Suddenly, a brief scene—a memory?—flashed before him. Daemon was running in the dark, surrounded by stars. The sky rumbled, and the planets shook. His fur stood on end.

Sora’s mouth dropped open again, as if she’d just realized something. “It’s your birthday today, Daemon.”

He’d forgotten. There had been too much going on. “What does my birthday have to do with anything?”

“I don’t know if it does,” Sora said. “But there used to be a wolf constellation in the sky, and it disappeared eighteen years ago. I think you’re one of the god of night’s sons. You’re a demigod.”

Daemon frowned and shook his head. “That’s crazy.”

“Sometimes crazy is true.”

It would explain why he’d been immune to Prince Gin’s spell. Daemon wasn’t an ordinary taiga.

He shook out his fur. There was power in these lupine muscles, the kind he’d envied in his cub brothers and sisters when he was young. But now that he was an actual wolf, all he wanted was to be human again.

But maybe that was the point. Maybe he’d craved being human, and that’s why he came back to earth. But it also made sense why he loved being up in the trees and on rooftops, close to the sky. If it was true that he was one of the god of night’s children, there’d always be a part of him that missed his first home.

And yet none of that mattered right now. Daemon was a taiga—even if he wasn’t a typical one—and that meant putting the kingdom before himself.
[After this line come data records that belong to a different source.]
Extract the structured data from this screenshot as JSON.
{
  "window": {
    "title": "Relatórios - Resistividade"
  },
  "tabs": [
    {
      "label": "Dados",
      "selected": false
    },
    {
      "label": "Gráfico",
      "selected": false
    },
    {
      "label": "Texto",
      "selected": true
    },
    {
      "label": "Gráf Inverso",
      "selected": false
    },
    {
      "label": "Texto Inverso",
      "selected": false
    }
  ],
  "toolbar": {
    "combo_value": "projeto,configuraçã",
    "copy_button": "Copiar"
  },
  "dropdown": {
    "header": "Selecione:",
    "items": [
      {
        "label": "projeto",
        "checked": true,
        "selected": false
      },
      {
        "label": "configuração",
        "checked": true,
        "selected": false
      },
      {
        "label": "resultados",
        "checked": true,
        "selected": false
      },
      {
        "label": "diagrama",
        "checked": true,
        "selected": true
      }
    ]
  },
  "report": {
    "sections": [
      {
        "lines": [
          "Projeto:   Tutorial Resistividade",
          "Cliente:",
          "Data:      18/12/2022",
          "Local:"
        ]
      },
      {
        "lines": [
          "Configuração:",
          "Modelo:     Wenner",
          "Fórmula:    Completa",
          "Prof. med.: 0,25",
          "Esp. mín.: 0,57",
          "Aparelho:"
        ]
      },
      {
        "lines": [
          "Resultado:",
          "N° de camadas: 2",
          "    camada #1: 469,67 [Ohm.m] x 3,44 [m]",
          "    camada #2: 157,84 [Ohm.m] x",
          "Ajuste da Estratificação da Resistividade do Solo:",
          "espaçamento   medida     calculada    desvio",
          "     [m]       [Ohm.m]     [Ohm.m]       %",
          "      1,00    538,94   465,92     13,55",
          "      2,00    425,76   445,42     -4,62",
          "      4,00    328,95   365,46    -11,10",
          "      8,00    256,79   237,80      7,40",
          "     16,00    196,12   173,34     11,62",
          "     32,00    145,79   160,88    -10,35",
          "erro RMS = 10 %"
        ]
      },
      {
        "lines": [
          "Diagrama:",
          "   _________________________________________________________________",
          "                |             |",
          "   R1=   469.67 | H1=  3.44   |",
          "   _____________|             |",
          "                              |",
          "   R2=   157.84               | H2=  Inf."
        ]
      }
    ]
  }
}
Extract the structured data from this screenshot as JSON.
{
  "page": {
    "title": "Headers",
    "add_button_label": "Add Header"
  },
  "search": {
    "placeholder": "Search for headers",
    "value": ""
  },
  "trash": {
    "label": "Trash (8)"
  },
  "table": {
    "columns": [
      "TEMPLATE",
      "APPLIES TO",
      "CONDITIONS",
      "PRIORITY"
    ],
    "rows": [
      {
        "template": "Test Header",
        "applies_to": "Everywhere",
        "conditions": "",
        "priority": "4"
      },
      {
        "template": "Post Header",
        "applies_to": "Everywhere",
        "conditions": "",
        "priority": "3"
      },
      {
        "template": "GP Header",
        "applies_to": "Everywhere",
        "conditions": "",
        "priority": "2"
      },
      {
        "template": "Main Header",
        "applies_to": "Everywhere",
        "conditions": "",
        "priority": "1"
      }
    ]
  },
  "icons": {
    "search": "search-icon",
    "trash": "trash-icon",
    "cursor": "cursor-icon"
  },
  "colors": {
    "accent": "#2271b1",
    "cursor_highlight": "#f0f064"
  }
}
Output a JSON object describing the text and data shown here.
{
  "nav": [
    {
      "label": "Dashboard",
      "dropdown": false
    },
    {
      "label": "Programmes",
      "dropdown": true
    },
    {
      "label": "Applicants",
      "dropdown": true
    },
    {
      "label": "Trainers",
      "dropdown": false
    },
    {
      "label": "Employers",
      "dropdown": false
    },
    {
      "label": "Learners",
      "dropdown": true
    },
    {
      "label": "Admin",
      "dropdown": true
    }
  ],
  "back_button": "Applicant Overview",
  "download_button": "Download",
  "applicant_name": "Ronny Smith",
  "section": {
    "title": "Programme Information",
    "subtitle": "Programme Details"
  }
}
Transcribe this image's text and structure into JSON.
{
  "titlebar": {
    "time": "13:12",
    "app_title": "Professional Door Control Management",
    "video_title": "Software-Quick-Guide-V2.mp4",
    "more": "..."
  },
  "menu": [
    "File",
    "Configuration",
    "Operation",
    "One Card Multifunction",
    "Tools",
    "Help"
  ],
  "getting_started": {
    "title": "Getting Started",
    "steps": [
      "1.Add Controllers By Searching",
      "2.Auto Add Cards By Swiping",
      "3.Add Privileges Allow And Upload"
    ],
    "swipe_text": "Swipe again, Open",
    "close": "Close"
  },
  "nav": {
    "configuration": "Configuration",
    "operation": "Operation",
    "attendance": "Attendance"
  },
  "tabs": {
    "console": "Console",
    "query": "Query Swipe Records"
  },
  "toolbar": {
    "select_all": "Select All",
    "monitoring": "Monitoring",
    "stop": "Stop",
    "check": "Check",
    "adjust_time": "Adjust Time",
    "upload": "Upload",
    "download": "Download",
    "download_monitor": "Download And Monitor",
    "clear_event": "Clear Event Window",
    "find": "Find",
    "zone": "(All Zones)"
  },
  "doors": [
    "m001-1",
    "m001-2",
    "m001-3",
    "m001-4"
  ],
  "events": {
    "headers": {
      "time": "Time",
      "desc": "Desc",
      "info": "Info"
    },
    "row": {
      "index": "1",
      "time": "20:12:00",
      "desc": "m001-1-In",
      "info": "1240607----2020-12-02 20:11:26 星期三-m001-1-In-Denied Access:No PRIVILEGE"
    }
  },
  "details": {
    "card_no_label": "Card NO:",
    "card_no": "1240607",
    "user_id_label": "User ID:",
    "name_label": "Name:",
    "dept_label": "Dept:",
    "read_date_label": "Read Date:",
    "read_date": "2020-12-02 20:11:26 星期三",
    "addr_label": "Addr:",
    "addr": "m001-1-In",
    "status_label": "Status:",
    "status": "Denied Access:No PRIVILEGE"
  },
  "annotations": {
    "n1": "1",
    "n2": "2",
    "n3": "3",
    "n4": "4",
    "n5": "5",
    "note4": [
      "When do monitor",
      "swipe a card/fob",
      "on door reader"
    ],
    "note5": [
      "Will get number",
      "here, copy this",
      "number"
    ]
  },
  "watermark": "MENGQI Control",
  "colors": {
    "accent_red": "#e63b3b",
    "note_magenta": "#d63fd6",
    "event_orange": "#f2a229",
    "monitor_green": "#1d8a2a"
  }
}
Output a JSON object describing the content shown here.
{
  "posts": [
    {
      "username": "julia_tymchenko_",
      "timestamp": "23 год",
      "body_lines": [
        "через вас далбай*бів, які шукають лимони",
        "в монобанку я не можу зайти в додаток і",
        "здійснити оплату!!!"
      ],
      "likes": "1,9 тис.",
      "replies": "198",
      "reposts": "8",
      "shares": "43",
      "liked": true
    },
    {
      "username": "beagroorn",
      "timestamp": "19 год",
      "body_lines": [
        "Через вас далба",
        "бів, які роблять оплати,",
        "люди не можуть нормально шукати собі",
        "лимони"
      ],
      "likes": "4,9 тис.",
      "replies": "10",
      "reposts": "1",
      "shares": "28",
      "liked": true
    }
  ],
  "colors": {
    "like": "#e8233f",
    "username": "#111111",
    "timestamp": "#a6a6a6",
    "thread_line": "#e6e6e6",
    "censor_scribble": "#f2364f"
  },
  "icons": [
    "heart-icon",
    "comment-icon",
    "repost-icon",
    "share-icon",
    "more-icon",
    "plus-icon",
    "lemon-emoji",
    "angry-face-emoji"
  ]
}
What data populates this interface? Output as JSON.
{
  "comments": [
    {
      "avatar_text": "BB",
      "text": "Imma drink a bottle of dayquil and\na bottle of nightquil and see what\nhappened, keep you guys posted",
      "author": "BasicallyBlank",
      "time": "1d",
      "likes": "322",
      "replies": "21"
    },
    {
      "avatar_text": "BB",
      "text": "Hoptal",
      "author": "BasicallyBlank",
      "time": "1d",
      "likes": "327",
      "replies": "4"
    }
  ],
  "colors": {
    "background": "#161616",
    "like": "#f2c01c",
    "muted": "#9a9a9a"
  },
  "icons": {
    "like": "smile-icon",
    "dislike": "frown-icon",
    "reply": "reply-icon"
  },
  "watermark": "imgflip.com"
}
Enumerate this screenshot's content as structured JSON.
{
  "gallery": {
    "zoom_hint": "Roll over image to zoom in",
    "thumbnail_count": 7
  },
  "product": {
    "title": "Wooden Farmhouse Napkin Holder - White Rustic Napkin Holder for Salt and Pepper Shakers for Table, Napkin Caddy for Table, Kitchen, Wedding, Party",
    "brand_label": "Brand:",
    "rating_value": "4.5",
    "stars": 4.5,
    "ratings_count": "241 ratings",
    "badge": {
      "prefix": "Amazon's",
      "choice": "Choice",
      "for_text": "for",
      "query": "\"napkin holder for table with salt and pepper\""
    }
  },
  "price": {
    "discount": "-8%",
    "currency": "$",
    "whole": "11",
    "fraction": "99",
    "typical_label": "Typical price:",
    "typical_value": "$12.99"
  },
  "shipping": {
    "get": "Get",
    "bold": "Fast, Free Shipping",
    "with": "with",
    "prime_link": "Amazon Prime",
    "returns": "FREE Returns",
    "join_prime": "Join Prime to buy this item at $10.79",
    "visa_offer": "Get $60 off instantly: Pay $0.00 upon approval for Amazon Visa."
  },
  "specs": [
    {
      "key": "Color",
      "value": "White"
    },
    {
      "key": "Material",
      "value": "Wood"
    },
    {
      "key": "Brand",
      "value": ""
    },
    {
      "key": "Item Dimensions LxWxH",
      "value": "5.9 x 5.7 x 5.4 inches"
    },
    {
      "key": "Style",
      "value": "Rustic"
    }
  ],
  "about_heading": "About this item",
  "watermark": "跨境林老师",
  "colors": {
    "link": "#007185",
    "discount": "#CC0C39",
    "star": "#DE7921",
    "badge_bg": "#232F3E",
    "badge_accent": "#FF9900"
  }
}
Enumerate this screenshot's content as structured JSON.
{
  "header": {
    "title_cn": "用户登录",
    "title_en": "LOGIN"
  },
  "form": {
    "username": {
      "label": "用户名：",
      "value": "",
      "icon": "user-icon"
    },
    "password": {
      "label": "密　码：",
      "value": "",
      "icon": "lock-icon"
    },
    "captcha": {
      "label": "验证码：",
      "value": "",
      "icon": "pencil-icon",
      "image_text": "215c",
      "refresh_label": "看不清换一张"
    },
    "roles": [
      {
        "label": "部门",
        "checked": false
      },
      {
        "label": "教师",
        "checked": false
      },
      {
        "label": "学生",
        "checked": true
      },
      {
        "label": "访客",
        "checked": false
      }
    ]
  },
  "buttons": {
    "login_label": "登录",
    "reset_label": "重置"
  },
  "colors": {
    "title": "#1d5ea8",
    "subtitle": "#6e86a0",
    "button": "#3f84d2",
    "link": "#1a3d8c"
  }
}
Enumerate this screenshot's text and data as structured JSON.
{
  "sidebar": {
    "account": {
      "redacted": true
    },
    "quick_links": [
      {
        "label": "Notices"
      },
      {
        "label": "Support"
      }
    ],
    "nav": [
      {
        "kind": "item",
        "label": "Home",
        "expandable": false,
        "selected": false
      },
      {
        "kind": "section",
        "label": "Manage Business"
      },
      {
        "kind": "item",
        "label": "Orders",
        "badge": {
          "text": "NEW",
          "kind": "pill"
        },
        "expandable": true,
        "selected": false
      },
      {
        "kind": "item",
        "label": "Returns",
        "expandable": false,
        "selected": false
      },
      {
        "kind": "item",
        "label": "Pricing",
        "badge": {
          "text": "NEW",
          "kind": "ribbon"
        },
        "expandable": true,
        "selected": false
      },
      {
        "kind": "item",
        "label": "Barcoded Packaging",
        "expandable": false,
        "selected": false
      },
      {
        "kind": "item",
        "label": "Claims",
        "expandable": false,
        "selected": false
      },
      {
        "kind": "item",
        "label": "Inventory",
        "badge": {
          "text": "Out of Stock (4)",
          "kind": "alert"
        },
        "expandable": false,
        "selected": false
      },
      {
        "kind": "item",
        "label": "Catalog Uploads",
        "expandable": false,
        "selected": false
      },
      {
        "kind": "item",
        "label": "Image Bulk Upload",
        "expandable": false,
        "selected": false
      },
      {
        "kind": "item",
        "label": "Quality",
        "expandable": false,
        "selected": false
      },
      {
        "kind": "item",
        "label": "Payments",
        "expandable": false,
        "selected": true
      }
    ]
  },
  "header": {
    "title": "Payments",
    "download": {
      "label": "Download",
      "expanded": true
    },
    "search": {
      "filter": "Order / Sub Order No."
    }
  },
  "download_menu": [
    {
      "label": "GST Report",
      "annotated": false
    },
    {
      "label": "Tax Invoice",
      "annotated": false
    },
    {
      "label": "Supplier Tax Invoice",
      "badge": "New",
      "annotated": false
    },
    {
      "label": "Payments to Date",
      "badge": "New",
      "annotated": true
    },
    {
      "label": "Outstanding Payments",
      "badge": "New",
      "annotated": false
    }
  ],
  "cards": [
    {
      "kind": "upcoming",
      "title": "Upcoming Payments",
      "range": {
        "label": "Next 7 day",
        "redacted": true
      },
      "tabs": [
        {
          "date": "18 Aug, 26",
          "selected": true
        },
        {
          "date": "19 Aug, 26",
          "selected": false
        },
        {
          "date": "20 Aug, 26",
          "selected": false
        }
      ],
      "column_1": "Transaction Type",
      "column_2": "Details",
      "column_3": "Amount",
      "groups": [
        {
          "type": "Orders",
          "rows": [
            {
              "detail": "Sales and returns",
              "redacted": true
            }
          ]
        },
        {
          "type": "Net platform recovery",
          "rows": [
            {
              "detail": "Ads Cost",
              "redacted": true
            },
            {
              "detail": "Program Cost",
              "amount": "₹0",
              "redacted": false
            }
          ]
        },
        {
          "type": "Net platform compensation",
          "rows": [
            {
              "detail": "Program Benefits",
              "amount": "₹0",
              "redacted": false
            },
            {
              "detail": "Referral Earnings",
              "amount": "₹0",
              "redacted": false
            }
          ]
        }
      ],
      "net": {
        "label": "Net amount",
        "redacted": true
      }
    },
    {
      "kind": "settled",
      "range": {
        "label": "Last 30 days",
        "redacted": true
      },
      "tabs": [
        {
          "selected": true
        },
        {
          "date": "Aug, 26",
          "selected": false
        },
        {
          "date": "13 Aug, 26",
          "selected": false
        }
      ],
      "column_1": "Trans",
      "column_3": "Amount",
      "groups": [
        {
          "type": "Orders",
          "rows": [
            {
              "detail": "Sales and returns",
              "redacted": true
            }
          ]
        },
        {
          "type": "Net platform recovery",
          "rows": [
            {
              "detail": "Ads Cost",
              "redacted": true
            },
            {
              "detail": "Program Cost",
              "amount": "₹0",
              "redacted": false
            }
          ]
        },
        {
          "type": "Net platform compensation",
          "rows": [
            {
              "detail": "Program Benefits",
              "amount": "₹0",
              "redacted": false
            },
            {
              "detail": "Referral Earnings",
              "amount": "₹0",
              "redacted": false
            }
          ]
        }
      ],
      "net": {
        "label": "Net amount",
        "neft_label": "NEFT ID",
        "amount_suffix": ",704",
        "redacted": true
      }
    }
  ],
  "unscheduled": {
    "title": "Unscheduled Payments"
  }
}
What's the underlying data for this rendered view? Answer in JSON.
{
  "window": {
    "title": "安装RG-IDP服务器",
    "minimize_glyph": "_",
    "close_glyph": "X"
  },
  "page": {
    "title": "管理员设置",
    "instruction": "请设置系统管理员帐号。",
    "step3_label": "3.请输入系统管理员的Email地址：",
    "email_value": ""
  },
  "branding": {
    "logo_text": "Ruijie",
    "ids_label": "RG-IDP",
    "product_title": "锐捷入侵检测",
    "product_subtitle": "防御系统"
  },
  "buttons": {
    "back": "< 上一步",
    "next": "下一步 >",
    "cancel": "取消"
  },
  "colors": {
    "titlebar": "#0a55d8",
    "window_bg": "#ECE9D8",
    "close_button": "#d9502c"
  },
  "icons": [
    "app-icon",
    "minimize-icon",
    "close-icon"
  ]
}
Whether he was a demigod or something else, figuring it out would have to wait.

To be honest, it was a little overwhelming, and Daemon was relieved to have an excuse to deal with it later.

“Come on,” he said to Sora. “We need to go after Virtuoso and Prince Gin.”

“We might be too late,” she said.

“Maybe. But remember? I can fly now.” He grinned and felt electric, both inside and out. “Get on.”